Comme universitaire, Marc Bloch découvre en 1919 à l’université de Strasbourg (son premier poste universitaire après quelques années de lycée avant-guerre) les pratiques de recherche de l’université allemande (en avance sur la française alors), en particulier le séminaire et la confrontation systématique aux publications nouvelles comme aux innovations méthodologiques. Influencé par la sociologie et l’économie, il pense l’histoire comme une intervention intellectuelle dans le monde, non comme l’accumulation de connaissances sur le passé. Après en avoir tiré toutes les conséquences, il crée en 1929 avec Lucien Febvre une revue nouvelle, les Annales d’histoire économique et sociale, qui appelle à une rupture avec les pratiques ordinaires de l’histoire et à l’engagement d’un dialogue permanent avec les autres sciences, naturelles comme sociales, pour répondre aux questions du présent.
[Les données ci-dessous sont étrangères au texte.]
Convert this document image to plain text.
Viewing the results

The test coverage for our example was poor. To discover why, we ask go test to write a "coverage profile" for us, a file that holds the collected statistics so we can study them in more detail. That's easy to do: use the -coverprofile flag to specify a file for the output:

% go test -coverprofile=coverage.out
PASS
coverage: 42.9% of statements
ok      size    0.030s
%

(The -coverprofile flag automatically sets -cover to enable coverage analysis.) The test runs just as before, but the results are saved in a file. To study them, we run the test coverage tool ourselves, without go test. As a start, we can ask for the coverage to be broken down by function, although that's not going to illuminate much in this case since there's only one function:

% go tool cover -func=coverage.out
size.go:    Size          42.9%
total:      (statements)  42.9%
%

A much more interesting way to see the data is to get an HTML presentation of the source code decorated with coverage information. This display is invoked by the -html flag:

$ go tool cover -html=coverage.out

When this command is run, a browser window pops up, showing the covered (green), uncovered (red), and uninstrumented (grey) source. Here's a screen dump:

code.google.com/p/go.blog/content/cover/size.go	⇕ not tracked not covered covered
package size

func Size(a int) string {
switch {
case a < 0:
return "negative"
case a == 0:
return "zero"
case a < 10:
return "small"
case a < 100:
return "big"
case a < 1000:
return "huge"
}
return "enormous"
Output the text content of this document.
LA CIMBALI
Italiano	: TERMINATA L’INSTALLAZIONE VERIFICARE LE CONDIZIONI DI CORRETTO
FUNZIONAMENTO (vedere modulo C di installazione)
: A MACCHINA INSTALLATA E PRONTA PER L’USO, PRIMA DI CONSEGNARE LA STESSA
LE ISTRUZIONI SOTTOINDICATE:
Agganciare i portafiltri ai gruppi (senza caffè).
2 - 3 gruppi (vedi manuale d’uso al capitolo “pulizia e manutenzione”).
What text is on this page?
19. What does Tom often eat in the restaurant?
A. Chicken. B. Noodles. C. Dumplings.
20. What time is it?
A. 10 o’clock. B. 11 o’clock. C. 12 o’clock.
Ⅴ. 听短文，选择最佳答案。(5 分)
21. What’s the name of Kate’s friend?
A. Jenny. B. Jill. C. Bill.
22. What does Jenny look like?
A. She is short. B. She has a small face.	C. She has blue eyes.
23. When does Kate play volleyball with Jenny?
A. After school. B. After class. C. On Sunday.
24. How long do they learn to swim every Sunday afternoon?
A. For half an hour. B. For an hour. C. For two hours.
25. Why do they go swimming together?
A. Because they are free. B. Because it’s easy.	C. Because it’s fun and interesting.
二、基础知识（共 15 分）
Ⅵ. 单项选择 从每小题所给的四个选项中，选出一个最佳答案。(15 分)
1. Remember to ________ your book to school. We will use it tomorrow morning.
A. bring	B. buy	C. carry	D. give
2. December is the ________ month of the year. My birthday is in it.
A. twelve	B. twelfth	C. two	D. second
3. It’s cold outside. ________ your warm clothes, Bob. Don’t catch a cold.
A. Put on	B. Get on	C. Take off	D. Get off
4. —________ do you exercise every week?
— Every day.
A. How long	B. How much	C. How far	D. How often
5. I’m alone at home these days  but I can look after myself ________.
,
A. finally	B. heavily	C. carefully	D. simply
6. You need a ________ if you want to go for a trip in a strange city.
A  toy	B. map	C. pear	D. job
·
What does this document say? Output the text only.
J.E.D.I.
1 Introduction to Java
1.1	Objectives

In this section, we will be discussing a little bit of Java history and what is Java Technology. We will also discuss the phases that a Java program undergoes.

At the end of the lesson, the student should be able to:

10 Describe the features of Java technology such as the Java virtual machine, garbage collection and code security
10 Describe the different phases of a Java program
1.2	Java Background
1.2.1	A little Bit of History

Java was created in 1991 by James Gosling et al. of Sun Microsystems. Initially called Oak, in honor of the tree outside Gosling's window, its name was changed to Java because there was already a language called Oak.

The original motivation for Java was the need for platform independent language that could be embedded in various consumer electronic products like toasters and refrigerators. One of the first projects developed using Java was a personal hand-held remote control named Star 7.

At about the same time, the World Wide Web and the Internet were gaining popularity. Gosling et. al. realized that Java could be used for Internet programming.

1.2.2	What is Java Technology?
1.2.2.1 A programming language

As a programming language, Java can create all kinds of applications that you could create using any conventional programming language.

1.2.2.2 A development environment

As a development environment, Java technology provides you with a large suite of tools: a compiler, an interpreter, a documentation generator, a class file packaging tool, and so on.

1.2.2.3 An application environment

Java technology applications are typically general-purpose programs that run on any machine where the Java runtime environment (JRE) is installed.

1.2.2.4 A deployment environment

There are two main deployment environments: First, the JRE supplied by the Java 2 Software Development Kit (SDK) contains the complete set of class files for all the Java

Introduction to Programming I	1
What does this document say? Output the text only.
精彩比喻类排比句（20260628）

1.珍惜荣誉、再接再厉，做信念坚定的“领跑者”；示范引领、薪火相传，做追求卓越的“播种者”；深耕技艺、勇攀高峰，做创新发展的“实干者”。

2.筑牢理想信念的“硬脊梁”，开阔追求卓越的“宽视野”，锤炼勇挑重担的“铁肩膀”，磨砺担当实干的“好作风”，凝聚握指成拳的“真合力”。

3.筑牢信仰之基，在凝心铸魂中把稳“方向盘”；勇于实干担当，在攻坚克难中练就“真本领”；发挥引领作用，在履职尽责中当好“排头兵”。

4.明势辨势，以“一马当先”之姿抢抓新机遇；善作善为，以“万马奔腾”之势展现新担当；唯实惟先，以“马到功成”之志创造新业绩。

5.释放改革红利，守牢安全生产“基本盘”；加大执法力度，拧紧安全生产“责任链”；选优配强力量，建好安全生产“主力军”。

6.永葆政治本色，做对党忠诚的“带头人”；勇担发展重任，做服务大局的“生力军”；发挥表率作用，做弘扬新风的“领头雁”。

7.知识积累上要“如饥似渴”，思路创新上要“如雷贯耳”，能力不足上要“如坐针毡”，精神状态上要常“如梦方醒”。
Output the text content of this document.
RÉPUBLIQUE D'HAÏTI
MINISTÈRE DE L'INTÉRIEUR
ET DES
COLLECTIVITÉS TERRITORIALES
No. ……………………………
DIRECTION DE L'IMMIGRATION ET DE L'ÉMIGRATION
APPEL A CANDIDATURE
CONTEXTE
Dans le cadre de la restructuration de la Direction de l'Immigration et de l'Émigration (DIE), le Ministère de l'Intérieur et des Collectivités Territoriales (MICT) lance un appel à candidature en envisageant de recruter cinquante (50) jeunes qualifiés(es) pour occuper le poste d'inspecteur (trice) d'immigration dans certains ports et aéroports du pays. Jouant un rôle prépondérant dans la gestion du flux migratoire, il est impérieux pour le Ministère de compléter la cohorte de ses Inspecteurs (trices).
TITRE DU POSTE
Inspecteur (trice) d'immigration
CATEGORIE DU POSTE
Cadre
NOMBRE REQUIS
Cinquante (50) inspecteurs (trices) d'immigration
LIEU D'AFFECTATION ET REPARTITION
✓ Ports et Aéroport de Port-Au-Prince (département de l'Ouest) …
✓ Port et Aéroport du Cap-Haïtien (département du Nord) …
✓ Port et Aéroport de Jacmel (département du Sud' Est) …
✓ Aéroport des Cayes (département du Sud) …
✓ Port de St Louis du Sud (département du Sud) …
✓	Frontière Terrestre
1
L’influence des Annales, prolongée après la guerre par la création de la sixième section de l’Ecole pratique des hautes études (aujourd’hui l’EHESS), n’a pas d’équivalent dans la recherche historique à l’échelle mondiale. Quand il écrit L’Etrange Défaite, au lendemain de la débâcle, Marc Bloch s’appuie sur son savoir d’historien, sur sa pratique comparatiste et sur son expérience militaire pour, par exemple, démontrer impitoyablement en quoi et pourquoi l’état-major français a été incapable intellectuellement de remettre en cause ses doctrines forgées durant la Grande Guerre.

Multiples assauts

Ces savoirs nouveaux sont souvent dérangeants, et L’Etrange Défaite ne pouvait pas être publiée sous Vichy. Aujourd’hui, les héritiers intellectuels de Marc Bloch dérangent aussi, qu’ils écrivent sur le réchauffement climatique, l’impact des pollutions sur la santé, la colonisation ou les violences de genre. Et ceux qu’ils dérangent dans leurs certitudes et dans leurs acquis ont largement les moyens de contester ou de marginaliser ces savoirs.